By Alex Malyshev. Published in the New York Law Journal.
While cannabis remains illegal at the federal level, 2021 was a historic year for the industry. As the year draws to a close, we look back at some of the biggest developments, and look forward to things to watch in 2022.
In 2021 the Cannabis Industry Is Bigger Than Ever. By some estimates, the size of the state-legal cannabis industry (which includes both marijuana and hemp derived products) will reach $20 billion in 2021. When measuring its broader impact of multiplier effects, including its economic impact on things like tax revenues, commercial real estate demand, and the needs of industry workers, the industry was projected to reach $92 billion in 2021 according to an analysis published by MJBizFactbook. According to that analysis, for every $1 consumers and patients spend, an additional $2.5 is injected into the local economy. Even if overly optimistic, these projections show that cannabis is already big business.
In 2021 More States Got Into Medical and Adult Use Cannabis-But That Is Only the Beginning. Considering the financial incentives involved, it should not be surprising that cannabis legalization was the biggest winner of 2020-21. Although those gains were marred somewhat by a recent South Dakota Supreme Court decision nullifying a voter-passed amendment to the state constitution that legalized adult-use cannabis, more than half a dozen states legalized or significantly overhauled their medical and adult use programs. In the Northeast, that included New York, New Jersey and Connecticut, which all legalized cannabis for recreational use. New York’s Marijuana Regulation and Taxation Act was covered in great detail in these pages, but the legislation itself is only the tip of the iceberg.
Before any licenses are issued, a newly formed regulator must publish rules and regulations, and then review applications on a competitive basis. At this point it is not expected that recreational retail licenses in New York will be available until late 2022 or early 2023, while New Jersey (which already had a regulator in place) recently published its rules and will start accepting applications for manufacture and cultivation on Dec. 15, 2021, and retail on March 15, 2022. Connecticut also appears to be further along, with sales expected to start in 2022.
In 2021 the CBD Industry Continued To Push the Envelope. It has now been almost two years since the U.S. Food & Drug Administration (FDA) asserted regulatory oversight of CBD, but as of this writing it doesn’t appear that its ongoing rulemaking is anywhere near the finish line. In the meantime, CBD manufacturers and distributors have been largely left to guess as to where the proverbial third rail lies, which would bring scrutiny and warnings from the FDA. In 2019 and early 2020 this was largely centered on health claims and the addition of CBD to food and drinks. As states stepped in to promulgate their own guidance on these topics, the landscape shifted to Delta-8 THC made from hemp-derived CBD oil. While the federal government works through whether such products fall within of the definition of “cannabis” that remains on Schedule I of the Controlled Substances Act (and are therefore illegal), several states stepped in with their own bans. To be sure, the next innovation (and battlefield) is just around the corner.

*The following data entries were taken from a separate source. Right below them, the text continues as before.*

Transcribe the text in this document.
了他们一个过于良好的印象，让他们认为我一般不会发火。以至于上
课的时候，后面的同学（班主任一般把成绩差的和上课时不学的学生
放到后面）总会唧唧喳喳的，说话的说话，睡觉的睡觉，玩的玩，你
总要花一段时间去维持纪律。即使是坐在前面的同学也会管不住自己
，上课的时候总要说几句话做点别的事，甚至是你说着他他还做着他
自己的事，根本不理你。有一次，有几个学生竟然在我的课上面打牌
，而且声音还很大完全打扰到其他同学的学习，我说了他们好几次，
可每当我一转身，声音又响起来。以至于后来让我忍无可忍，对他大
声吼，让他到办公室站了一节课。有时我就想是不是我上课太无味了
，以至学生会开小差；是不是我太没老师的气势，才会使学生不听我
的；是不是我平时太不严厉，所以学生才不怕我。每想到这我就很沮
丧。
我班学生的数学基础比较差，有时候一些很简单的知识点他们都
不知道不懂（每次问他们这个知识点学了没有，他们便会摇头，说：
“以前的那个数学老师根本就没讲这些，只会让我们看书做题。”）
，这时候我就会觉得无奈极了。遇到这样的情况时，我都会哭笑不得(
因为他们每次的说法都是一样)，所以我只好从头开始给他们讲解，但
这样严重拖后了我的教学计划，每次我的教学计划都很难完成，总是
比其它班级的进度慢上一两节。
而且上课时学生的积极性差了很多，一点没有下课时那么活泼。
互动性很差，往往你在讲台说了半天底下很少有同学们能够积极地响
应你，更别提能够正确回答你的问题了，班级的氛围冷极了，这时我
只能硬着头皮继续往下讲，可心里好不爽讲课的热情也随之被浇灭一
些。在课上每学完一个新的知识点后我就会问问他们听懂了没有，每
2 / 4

More States Will Try To Legalize in 2022. With medical cannabis being legal in 36 states, and adult use cannabis being legal in 18, there is now momentum for further legalization and liberalization in many states that are missing out on the tax revenues their neighboring states enjoy (or expect). Delaware and Oklahoma appear poised to pass adult-use legalization in 2022, and momentum is building in Maryland, Ohio, Pennsylvania and Rhode Island towards the same goal. On the medical side, Mississippi is likely to pass legalization a second time (after its Supreme Court overturned a 2020 voter-approved ballot initiative), and advocates in Nebraska and Wyoming are renewing their own efforts.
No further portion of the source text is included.